On the relation among the maximum degree, the chromatic number and the clique number

Abstract

We study the relation among the maximum degree $\Delta(G)$, the chromatic number $\chi(G)$ and the clique number $\omega(G)$ of a graph $G$ by proving results related to the Borodin-Kostochka Conjecture and Reed's Conjecture, which are two long-standing conjectures on this subject. The Borodin-Kostochka Conjecture states that a graph $G$ with $\chi(G)=\Delta(G)\ge9$ has a clique of size $\Delta(G)$. Reed's Conjecture states that any graph $G$ satisfies $\chi(G)\le \lceil\frac{1}{2}(\Delta(G)+\omega(G)+1)\rceil$.

By combining and extending the approaches taken by Cranston and Rabern and by Haxell and MacDonald, we use the technique of Mozhan partitions to prove a generalized Borodin-Kostochka-type result as follows. Given a nonnegative integer $t$, for every graph $G$ with $\Delta(G)\ge 4t^2+11t+7$ and $\chi(G)=\Delta(G)-t$, the graph $G$ contains a clique of size $\Delta(G)-2t^2-7t-4$.

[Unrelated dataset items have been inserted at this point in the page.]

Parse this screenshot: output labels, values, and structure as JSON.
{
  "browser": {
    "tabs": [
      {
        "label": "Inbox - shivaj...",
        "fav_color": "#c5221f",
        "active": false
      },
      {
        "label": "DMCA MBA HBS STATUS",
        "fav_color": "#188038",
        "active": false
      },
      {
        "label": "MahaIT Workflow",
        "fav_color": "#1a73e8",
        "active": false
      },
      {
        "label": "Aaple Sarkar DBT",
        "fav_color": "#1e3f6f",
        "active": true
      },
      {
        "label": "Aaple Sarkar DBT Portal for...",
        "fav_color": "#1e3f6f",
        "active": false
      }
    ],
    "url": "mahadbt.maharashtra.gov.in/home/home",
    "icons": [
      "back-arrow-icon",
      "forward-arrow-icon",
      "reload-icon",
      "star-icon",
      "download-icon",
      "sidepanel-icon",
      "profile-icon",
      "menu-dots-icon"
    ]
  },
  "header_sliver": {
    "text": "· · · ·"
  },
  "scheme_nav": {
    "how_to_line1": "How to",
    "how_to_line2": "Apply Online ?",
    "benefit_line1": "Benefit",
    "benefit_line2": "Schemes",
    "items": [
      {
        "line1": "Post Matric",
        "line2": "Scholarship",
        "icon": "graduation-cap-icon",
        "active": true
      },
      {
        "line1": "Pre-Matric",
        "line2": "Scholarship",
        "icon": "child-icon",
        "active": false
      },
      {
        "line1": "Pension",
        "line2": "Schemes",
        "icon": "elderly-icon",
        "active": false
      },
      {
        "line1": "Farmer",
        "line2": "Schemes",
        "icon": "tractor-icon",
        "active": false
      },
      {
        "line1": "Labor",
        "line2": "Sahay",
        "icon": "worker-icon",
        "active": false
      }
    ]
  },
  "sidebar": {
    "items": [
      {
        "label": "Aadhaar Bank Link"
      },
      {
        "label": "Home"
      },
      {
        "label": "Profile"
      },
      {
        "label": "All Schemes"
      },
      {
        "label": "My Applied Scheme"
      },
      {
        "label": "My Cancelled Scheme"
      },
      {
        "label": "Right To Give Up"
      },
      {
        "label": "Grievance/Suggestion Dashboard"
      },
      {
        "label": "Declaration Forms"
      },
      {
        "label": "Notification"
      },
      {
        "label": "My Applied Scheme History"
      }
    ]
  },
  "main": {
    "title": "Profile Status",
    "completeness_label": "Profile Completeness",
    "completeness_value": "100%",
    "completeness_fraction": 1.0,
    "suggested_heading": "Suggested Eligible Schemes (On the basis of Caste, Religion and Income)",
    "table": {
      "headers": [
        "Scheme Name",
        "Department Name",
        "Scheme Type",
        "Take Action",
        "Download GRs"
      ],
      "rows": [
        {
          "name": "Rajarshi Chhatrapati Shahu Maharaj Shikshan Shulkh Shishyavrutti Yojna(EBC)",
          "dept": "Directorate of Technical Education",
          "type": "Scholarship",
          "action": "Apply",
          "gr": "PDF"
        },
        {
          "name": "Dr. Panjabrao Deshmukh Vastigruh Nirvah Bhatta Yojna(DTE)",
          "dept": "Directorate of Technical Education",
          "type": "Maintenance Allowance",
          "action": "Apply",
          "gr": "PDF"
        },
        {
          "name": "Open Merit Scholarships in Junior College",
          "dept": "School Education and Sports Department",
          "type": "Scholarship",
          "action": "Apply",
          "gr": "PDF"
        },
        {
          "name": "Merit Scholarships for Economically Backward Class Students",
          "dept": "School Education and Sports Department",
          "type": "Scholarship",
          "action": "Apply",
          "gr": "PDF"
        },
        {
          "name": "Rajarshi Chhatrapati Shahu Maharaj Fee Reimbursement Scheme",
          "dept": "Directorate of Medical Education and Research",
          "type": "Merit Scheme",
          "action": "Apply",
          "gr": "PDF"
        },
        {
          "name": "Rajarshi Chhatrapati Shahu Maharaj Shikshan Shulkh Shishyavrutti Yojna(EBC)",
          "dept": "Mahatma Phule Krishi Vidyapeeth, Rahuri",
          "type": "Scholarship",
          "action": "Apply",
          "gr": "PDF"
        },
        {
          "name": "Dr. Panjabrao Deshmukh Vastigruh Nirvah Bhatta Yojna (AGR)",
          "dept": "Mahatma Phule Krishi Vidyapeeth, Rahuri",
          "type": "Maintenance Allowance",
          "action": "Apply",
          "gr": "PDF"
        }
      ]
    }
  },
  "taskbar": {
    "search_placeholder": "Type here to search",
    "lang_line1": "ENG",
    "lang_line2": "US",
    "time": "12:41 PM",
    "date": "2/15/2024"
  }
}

We further prove that both conjectures hold for graphs with at least one critical vertex that is not in an odd hole, by following similar proofs as by Aravind, Karthick and Subramanian and by Chen, Lan, Lin and Zhou. This result then motivates us to study Reed's Conjecture in the context of graphs in which all vertices are in some odd hole. By investigating blow-ups and powers of cycles, we enumerate several classes of graphs for which Reed's Conjecture holds with equality. They generalize many of the known tight examples. We also introduce a class of graphs constructed from blow-ups and powers of paths, which gives rise to a new family of irregular tight examples.